How do earthquakes change habitats?
Earthquakes can affect the ecosystem in different ways. They mostly damage a lot of things on ground, but can cause massive tsunamis in sea. Earthquakes can also move land around and change the ecosystem, and carry diseases to other places.
How can earthquakes affect the human lives?
Earthquakes can have immediate and long-term impacts on health. Immediate health impacts include: trauma-related deaths and injuries from building collapse; trauma-related deaths and injuries from the secondary effects of the earthquake, like drowning from tsunamis or burns from fires.
How do earthquakes affect human life Brainly?
Answer: Earthquakes can effect our lives in many ways. They cause fires that burn buildings to the ground. … During an earthquake, tsunamis are created and destroy everything in their path at the beach.
How does an earthquake change landforms?
Earthquakes often cause dramatic changes at Earth’s surface. In addition to the ground movements, other surface effects include changes in the flow of groundwater, landslides, and mudflows.

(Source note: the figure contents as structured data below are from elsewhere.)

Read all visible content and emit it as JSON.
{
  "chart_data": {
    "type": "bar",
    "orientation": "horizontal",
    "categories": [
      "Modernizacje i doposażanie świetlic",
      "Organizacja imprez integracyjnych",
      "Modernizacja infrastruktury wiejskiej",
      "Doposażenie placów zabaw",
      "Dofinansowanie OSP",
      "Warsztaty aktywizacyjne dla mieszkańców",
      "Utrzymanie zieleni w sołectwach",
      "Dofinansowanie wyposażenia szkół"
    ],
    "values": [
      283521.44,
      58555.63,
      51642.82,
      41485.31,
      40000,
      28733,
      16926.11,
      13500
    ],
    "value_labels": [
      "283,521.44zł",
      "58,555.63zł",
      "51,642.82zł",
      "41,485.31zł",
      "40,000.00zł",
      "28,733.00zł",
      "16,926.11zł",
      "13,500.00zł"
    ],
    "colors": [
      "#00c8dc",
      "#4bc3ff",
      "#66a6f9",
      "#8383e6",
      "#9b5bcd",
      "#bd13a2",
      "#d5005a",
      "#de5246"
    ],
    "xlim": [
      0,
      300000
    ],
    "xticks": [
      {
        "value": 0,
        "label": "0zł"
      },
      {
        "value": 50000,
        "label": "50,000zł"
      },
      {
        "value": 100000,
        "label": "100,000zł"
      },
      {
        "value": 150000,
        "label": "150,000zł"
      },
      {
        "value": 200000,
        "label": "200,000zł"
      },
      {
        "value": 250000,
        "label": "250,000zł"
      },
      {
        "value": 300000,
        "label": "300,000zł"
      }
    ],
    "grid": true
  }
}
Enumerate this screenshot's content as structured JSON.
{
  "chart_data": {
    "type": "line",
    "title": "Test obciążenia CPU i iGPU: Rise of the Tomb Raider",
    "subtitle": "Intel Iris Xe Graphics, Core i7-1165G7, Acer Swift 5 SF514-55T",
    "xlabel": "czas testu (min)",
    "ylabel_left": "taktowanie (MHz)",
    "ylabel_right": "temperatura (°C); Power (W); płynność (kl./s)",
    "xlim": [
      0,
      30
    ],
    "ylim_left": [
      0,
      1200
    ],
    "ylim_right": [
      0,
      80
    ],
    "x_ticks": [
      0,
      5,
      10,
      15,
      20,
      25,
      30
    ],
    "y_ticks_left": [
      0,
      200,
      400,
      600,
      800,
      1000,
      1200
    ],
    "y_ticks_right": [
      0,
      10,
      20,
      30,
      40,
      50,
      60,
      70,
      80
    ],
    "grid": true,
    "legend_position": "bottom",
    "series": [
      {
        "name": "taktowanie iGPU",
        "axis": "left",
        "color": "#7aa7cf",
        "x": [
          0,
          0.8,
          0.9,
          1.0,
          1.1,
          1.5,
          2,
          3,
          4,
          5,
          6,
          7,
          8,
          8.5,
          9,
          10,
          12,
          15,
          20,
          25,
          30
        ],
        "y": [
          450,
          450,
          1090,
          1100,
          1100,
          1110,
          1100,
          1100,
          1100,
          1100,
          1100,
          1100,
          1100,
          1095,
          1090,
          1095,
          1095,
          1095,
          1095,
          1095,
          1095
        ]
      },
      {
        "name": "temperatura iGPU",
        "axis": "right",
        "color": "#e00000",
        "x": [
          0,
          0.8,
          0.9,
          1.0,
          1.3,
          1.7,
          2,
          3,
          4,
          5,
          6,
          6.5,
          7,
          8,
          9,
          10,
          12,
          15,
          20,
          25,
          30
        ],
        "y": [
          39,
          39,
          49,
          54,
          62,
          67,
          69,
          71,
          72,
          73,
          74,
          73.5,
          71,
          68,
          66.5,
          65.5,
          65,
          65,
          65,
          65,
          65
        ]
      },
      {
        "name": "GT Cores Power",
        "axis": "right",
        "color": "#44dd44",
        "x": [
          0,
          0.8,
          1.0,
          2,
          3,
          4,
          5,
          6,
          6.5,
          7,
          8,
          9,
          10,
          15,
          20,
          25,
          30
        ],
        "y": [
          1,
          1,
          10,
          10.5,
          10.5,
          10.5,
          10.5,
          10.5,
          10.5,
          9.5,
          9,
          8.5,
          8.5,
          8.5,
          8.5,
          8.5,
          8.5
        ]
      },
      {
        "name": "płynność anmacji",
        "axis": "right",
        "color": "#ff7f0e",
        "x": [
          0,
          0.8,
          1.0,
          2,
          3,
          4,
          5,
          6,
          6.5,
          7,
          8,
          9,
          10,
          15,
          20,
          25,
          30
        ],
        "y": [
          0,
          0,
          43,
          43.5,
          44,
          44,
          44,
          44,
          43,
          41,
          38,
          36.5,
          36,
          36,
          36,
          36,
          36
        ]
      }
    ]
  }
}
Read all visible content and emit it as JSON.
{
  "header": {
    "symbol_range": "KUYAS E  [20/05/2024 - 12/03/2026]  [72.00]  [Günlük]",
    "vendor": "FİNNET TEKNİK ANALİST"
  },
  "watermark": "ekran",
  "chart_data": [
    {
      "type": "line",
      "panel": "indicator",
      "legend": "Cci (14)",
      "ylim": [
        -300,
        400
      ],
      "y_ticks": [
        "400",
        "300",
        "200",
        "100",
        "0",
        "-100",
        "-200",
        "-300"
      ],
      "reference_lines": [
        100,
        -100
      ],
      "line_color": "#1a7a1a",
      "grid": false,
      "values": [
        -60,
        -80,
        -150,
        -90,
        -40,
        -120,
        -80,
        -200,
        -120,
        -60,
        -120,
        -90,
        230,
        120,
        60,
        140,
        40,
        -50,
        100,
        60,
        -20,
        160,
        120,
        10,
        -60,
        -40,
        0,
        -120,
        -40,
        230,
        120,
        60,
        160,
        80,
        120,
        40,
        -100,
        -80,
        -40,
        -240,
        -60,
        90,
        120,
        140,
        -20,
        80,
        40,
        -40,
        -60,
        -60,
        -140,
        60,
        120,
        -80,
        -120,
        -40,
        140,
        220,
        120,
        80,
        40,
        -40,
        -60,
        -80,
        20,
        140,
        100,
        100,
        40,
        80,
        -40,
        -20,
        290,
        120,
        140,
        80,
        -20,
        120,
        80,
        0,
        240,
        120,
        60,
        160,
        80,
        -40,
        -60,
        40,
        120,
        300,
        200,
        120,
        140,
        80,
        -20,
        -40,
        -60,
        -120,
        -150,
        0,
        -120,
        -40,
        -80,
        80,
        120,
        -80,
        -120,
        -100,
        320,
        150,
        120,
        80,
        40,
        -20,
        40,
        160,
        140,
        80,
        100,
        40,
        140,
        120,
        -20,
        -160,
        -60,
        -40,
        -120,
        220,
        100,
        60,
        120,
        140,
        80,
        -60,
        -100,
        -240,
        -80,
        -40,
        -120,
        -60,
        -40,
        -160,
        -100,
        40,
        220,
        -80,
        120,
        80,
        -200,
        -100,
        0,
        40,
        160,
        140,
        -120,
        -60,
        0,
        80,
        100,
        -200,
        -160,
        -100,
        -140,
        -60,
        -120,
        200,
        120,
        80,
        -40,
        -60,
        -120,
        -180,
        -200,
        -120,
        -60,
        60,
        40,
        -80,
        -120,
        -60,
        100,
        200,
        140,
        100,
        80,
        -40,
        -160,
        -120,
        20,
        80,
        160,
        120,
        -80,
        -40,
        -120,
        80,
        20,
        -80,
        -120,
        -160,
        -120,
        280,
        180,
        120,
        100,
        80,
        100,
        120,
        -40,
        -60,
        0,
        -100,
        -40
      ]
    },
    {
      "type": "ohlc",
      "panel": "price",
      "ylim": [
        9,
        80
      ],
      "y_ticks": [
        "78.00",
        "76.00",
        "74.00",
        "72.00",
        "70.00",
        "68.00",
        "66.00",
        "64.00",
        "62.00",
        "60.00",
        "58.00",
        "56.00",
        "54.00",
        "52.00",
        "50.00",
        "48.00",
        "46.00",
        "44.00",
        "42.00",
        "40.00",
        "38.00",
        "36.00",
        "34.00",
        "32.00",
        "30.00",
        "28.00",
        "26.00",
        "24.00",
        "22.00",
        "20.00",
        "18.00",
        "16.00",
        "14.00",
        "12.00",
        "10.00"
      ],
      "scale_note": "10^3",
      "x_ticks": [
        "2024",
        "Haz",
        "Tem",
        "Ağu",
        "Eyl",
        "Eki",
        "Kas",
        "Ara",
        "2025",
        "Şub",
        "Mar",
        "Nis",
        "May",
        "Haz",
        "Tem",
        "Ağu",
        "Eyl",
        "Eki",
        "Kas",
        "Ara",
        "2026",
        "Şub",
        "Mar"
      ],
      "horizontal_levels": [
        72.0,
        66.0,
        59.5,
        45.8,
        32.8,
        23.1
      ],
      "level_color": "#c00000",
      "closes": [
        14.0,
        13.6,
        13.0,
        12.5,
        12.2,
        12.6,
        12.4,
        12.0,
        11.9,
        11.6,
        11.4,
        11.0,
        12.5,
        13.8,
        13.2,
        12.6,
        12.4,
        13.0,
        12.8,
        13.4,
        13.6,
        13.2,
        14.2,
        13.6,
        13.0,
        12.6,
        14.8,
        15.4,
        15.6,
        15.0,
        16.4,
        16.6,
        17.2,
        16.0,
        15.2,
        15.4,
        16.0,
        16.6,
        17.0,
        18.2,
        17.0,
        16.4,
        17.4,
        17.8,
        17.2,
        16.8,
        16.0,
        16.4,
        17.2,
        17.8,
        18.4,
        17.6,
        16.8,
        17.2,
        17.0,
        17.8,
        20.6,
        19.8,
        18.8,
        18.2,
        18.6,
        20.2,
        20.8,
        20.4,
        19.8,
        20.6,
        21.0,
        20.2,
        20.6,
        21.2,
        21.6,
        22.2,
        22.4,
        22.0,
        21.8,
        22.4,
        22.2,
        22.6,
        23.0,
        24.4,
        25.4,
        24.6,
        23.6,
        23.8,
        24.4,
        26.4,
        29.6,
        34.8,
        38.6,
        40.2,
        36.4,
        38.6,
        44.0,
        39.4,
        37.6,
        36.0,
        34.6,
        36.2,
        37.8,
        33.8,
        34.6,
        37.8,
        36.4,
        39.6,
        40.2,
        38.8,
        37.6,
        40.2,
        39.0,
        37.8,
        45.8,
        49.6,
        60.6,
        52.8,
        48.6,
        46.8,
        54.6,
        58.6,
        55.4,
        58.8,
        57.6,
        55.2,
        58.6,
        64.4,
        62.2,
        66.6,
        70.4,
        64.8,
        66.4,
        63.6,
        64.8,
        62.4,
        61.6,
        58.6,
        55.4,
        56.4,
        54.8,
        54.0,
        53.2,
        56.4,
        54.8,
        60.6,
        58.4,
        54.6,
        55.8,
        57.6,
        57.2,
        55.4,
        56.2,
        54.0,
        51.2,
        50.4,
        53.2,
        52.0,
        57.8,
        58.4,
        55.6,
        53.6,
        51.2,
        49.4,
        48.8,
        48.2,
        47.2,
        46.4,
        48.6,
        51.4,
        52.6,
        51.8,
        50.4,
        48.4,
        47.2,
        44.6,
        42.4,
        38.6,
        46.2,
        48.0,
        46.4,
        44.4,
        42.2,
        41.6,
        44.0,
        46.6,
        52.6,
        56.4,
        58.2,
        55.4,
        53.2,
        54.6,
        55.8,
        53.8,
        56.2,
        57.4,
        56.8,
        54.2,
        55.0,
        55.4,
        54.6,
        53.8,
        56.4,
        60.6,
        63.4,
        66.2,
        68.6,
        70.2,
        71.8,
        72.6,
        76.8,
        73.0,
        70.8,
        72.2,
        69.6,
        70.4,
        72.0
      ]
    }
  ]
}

Earthquakes can do significant damage to buildings, bridges, pipelines, railways, embankments, dams, and other structures.
What are three effects of earthquakes?
The effects from earthquakes include ground shaking, surface faulting, ground failure, and less commonly, tsunamis.
What is the most essential function of the intestinal villi Brainly?
Function of villi in small intestine : Their function is to increase the surface area of the small intestinal wall for absorption of the digested food.
What are some human activities that can alter landforms?
Mining and quarrying, deforestation, the introduction of exotic plants and animals, the use of agricultural machinery, the building and use of tracks and roads, and the overgrazing of pastures, have all, singly and in combination, profoundly altered landforms and caused accelerated erosion and deposition to occur.
How are landforms changed?
Erosion is another geological process that creates landforms. When mechanical and chemical weathering breaks up materials on the Earth’s surface, erosion can move them to new locations. … When layers of eroded material pile up, it’s called deposition. This can create new landforms.